Room occupancy in London hotels reached a record-breaking 92.4 per cent in July – the highest figure ever for the capital.
The result equated to a 0.6 per cent year-on-year increase in occupancy for the month, up from the 91.8 per cent achieved in 2010, according to TRI Hospitality Consulting’s latest HotStats survey of 550 hotels across the UK.
In addition, hoteliers in the capital charged their highest room rates since records began with the average rate clocking up £148.65, an increase of 0.6 per cent on the previous high which was achieved in June.
The results meant revenue per available room (revPAR) increased to £137.33 for the month, a 5.1 per cent increase on July 2010 (£130.69). Gross operating profit per available room (GOPPAR) shot up by 3.8 per cent to £94.53 from £91.04.
Jonathan Langston, managing director of TRI Hospitality Consulting, said the record was partially due to the timing of Ramadan in August, meaning Middle Eastern visitors chose to fly in July instead, and the attraction of London as an Olympic city in the run up to the 2012 Games.
"This is way beyond forecast expectations, but who would have predicted a year-on-year increase on a plus 90 per cent occupancy?” he said. “But that’s what London is all about at the moment. There is a buzz across the capital as millions of people are coming to see what the 2012 Olympic city has to offer."
An increased demand from Middle Eastern guests at five star properties such as W Hotel and the Corinthia, saw an unprecedented uptake in four and three-star hotels that are typically represented in the survey.

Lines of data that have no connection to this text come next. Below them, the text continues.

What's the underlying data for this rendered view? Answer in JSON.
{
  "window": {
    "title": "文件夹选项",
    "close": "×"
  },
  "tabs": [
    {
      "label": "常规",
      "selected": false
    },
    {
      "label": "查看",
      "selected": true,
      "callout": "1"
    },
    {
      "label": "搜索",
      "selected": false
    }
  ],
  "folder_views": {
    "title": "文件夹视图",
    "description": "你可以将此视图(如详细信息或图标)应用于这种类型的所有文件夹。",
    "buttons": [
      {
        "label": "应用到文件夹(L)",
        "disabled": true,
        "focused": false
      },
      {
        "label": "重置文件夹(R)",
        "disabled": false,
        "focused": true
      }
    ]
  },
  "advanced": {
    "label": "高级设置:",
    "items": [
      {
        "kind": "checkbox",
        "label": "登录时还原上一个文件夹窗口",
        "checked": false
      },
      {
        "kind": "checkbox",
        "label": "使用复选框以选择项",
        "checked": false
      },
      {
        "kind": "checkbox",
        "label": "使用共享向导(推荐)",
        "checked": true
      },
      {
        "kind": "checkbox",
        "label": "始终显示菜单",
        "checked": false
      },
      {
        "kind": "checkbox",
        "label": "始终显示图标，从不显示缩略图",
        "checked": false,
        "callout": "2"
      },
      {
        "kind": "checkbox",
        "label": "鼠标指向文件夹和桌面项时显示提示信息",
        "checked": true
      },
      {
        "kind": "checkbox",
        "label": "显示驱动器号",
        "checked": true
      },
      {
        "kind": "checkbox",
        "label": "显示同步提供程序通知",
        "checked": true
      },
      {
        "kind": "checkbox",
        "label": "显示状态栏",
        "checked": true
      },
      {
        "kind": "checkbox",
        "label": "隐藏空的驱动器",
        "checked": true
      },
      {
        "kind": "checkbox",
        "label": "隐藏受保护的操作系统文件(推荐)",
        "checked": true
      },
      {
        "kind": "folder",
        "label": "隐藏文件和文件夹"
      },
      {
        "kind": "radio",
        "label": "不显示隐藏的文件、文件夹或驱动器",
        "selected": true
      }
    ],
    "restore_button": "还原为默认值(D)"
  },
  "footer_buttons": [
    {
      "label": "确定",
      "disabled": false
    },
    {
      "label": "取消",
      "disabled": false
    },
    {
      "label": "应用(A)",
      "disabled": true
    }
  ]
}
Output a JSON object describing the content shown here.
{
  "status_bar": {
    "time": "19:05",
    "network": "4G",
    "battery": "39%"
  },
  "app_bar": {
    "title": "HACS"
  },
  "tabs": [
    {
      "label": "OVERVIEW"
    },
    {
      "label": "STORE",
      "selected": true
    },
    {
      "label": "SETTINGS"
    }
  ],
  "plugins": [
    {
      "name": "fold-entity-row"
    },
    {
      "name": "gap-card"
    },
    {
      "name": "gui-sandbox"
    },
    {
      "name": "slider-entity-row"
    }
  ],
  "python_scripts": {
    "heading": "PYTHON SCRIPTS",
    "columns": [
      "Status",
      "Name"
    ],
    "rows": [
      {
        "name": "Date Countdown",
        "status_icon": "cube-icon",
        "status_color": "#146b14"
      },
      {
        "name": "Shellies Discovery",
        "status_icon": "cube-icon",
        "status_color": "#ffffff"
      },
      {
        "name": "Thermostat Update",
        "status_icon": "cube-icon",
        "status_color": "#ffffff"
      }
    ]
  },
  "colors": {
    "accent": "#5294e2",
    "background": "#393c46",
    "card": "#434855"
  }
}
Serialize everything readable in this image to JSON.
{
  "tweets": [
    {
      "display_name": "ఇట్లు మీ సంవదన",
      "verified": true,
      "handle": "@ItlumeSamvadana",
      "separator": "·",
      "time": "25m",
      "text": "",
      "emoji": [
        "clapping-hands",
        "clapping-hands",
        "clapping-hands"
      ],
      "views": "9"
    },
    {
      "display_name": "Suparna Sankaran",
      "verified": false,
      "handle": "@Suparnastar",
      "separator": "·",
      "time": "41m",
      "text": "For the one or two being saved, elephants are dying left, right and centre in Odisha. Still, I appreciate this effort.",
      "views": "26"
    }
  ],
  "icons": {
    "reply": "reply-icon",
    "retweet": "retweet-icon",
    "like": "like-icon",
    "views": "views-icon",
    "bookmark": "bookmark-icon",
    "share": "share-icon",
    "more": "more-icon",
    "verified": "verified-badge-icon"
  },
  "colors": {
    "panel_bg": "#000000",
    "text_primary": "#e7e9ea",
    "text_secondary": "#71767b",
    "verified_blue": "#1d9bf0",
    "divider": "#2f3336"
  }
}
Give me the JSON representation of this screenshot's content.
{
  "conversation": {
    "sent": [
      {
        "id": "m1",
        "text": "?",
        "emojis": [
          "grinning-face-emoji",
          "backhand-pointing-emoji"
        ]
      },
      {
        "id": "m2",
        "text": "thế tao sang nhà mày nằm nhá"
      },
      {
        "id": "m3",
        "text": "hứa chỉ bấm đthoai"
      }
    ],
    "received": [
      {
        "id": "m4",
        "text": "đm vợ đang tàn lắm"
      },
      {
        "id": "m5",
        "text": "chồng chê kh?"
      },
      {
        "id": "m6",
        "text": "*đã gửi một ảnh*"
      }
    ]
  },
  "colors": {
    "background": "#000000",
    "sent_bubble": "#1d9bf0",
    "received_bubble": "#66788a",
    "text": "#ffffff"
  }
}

"With results defying expectations, it’s difficult to forecast what is going to happen in London and even though there will be less demand from Middle Eastern guests due to the timing of Ramadan, further growth in London cannot be ruled out,” Langston added.
Provincial ancillary sales fall
But despite London hoteliers’ record month, those in the provinces saw profitability fall by almost the same amount (3.7 per cent).
Slight increases in occupancy (0.7 per cent), room rate (0.7 per cent) and revPAR (1.6 per cent) were not enough to offset rising costs and a decline in ancillary spend for provincial hoteliers.
Revenue from food and beverage sales, meeting room sales and leisure sales all declined for the month, attributing to a year-on-year drop of 0.1 per cent in total revenue per available room (TrevPAR).
“Whilst the overall picture for hotels in the Provinces is not encouraging, pockets of positivity still remain. That said, with inflation levels currently at 5 per cent and utility costs widely reported to be set for increases of up to 25 per cent, growth in profitability levels for Provincial hoteliers is going to become even more of a challenge.”
The North East was hit hardest during July with profitability per room down 7.5 per cent. In contrast, the North West saw profitability increase by 3.1 per cent thanks to a 4.9 per cent rise in revPAR.